Doctoral studies are considered an equivalent to full time employment and in the majority of cases cannot be combined with another employment. Job holding applicants who intend to keep their job are advised to apply for the external (distance) form of doctoral studies. Doctoral students enrolled in the regular form are expected to participate in teaching activities such as conducting recitations or exam grading, in accordance with the needs of their corresponding departments.

Thesis Topics for Academic Year 2024/2025

  • Measurement of the top-quark pair production differential cross section at the ATLAS experiment
    (supervisor: doc. Mgr. Pavol Bartoš, PhD.)

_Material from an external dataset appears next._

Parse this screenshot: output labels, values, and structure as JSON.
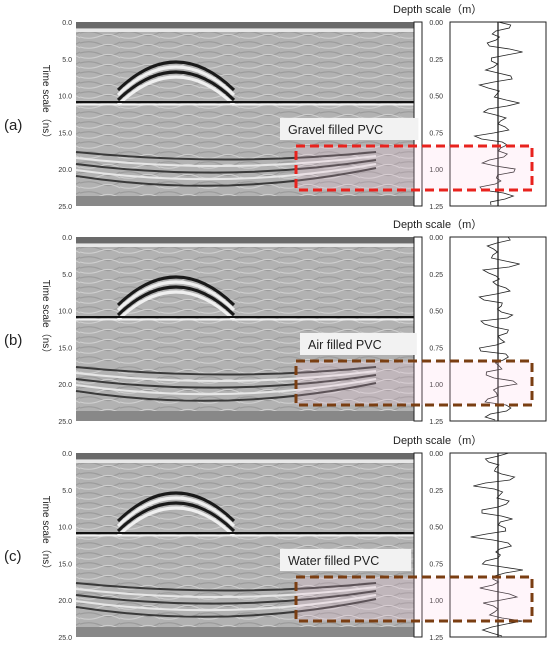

  • Beta-decay studies in the vicinity of Z = 82
    (supervisor: Mgr. Boris Andel, PhD.)
  • Time calibration of the KM3NeT neutrino telescope with laser beacon
    (supervisor: Mgr. Rastislav Dvornický, PhD.)
  • Synthesis and decay study of isotopes in the transuranium region
    (supervisor: doc. Mgr. Stanislav Antalic, PhD.)
  • Exploring neutrino oscillation with reactor antineutrino data in JUNO
    (supervisor: prof. RNDr. Fedor Šimkovic, CSc.)
  • Oscillations of low-energy neutrinos
    (supervisor: prof. RNDr. Fedor Šimkovic, CSc.)
  • Nuclear matrix elements for neutrino physics
    (supervisor: prof. RNDr. Fedor Šimkovic, CSc.)
  • Probing masses of neutrinos with atomic nuclei
    (supervisor: prof. RNDr. Fedor Šimkovic, CSc.) 
  • Radon in components of the environment
    (supervisor: doc. RNDr. Monika Müllerová, PhD.)
  • Free volume changes in polymer networks at high pressures investigated by positron annihilation
    (supervisor: RNDr. Ondrej Šauša, CSc.)
  • Free-volume properties of cryoprotective mixtures for living cell preservation at low temperatures studied with positronium
    (supervisor: RNDr. Ondrej Šauša, CSc.)
  • Nuclear Isomerism in odd-Au isotopes
    (supervisor: Mgr. Martin Venhart, PhD.)
  • Spectroscopy and lifetime measurements of 179Au
    (supervisor: Mgr. Andrej Herzáň, PhD.) 
  • Nuclear structure study of neutron-deficient Bi-191,192 isotopes
    (supervisor: Mgr. Andrej Herzáň, PhD.)